This Father’s Day, Simple Steps to Stronger Families

Wednesday, June 15, 2016

FOR IMMEDIATE RELEASE

June 15, 2016     

Contact:  Doug Smith, Policy Analyst
Cell: (512) 960-0534 / Office: (512) 441-8123 Ext. 102
Email: dsmith@TexasCJC.org

This Father’s Day, Simple Steps to Stronger Families

AUSTIN, TX – More than 90,000 fathers will be living in a Texas prison on Father’s Day this year.  Some of them will soon be coming home.  The Texas Criminal Justice Coalition calls for changes that will give those families a fighting chance at success.

Each year, over 70,000 people are released from Texas’ prison system.  More than half have actually completed their sentence, are not under supervision, and get little or no help as they try to reestablish their lives.  

When fathers get out of prison and rejoin their families, they may be carrying emotional problems created or exacerbated by time in prison, and they face new barriers to economic success.  This Father’s Day month, 1,300 Texas fathers who were living with their children at the time of their arrest will be released and are now preparing to step back into their family role.

“If you want someone to succeed when they return as fathers to their families after leaving prison, then they are absolutely going to need a job,” said Doug Smith, Texas Criminal Justice Coalition. “Sadly, only a fraction of people in Texas prison get to attend vocational training, and everyone leaves prison only to find a wall of rejection from employers.” 
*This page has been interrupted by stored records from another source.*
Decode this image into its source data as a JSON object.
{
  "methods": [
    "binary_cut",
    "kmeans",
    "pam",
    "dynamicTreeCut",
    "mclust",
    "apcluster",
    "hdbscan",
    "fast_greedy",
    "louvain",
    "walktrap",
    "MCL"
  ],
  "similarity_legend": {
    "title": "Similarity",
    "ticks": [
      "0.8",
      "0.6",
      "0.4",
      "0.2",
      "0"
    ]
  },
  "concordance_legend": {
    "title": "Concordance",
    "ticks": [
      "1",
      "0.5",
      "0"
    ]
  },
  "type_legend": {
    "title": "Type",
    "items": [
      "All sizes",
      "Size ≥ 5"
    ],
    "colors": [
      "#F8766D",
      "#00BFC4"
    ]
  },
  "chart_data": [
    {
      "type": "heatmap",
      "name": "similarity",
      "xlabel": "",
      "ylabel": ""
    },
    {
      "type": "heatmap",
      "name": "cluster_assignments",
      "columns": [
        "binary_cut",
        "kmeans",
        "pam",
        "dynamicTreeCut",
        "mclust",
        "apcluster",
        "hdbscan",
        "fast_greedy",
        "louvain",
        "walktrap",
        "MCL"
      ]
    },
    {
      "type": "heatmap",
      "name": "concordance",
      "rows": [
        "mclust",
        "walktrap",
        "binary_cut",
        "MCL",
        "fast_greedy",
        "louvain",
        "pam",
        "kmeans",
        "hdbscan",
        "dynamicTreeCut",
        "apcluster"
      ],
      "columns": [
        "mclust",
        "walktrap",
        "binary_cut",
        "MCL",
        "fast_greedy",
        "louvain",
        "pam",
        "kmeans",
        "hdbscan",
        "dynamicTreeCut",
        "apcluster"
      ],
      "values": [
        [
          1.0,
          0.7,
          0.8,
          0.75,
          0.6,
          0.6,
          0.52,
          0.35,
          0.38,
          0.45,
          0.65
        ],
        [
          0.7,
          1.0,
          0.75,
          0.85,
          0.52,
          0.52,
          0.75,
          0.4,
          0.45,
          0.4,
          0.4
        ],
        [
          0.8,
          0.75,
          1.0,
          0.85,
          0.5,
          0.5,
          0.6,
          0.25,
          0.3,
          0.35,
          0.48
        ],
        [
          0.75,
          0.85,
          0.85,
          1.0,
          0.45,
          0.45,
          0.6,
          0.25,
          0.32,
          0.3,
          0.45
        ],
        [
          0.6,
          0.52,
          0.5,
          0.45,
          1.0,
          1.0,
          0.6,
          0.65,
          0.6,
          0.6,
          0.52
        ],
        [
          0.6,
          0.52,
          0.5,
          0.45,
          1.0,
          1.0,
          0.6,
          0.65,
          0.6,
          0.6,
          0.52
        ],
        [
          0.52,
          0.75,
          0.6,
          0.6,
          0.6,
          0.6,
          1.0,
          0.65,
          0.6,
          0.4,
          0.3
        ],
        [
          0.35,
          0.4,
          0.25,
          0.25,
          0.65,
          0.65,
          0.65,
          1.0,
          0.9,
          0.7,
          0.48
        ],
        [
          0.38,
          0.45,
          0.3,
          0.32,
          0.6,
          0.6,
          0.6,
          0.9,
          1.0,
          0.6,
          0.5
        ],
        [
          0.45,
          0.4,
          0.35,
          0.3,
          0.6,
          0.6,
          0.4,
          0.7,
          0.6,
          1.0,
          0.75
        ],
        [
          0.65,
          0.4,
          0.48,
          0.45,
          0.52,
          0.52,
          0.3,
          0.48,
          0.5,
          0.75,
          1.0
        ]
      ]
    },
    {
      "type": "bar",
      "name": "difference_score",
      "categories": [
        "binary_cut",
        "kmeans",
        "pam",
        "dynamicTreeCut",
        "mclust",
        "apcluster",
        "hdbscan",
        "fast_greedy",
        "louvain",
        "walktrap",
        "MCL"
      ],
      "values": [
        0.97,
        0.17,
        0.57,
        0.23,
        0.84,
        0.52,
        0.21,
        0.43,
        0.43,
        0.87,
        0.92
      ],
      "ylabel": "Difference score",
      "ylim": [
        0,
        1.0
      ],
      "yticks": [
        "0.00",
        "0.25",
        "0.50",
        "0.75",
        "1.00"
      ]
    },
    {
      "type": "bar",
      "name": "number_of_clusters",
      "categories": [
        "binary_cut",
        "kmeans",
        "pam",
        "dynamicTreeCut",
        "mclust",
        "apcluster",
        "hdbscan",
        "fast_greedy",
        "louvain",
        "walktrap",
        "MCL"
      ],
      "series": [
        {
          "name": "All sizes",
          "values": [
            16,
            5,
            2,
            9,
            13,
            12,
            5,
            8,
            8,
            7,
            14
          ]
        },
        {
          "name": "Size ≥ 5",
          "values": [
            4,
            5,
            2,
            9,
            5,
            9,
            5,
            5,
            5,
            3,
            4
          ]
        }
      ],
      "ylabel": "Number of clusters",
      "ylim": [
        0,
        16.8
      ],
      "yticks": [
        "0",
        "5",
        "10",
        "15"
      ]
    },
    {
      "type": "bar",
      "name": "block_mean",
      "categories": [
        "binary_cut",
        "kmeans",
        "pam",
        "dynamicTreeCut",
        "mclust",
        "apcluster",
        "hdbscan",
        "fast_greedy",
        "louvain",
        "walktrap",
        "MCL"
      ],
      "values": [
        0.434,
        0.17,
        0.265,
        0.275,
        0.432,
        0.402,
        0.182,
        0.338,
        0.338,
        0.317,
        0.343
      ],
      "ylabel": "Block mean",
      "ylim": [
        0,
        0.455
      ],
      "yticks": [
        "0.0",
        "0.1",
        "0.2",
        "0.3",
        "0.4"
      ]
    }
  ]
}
Texas joins Louisiana and Illinois among the most difficult states in which to get a job after prison, according to a recent study of barriers to reentry.  Formerly incarcerated people who return to their families face 248 different limitations on jobs, licenses, and opportunities to start their own business.

Simple Steps to Stronger Families

  • Allow people in state jail to earn access to parole: People in state jail do not get parole at all.  They serve their full sentence and are released without additional services.  These fathers are incarcerated for the lowest-level felony offenses.  Earning parole will get them home with access to jobs and other reentry services.
     
  • Keep people closer to their families: Texas should reclassify certain nonviolent low-level offenses to Class A misdemeanors.  Fathers who are living in the home with their children would be imprisoned in county jail, closer to their families, rather than in the Texas Department of Criminal Justice.
  • Reduce the cost of phone calls: Families pay very high rates for phone calls to and from their incarcerated loved ones.  Reducing those costs will enable families to maintain closer relationships, which is especially crucial as it pertains to maintaining bonds between parents and children.
  • Create in-person visitation areas designed for children: Children who do get to see their fathers in person often do so in a context that can increase stress and limit relationship development (through Plexiglas, in crowded loud rooms with hovering guards, with strict limits on physical contact and movement).  Instead, visitation areas can be kid-­friendly and enable positive, loving interaction with incarcerated parents.

###

The Texas Criminal Justice Coalition works with peers, policy-makers, practitioners, and community members to identify and promote smart justice policies that safely reduce the state’s costly over-reliance on incarceration – creating stronger families, less taxpayer waste, and safer communities.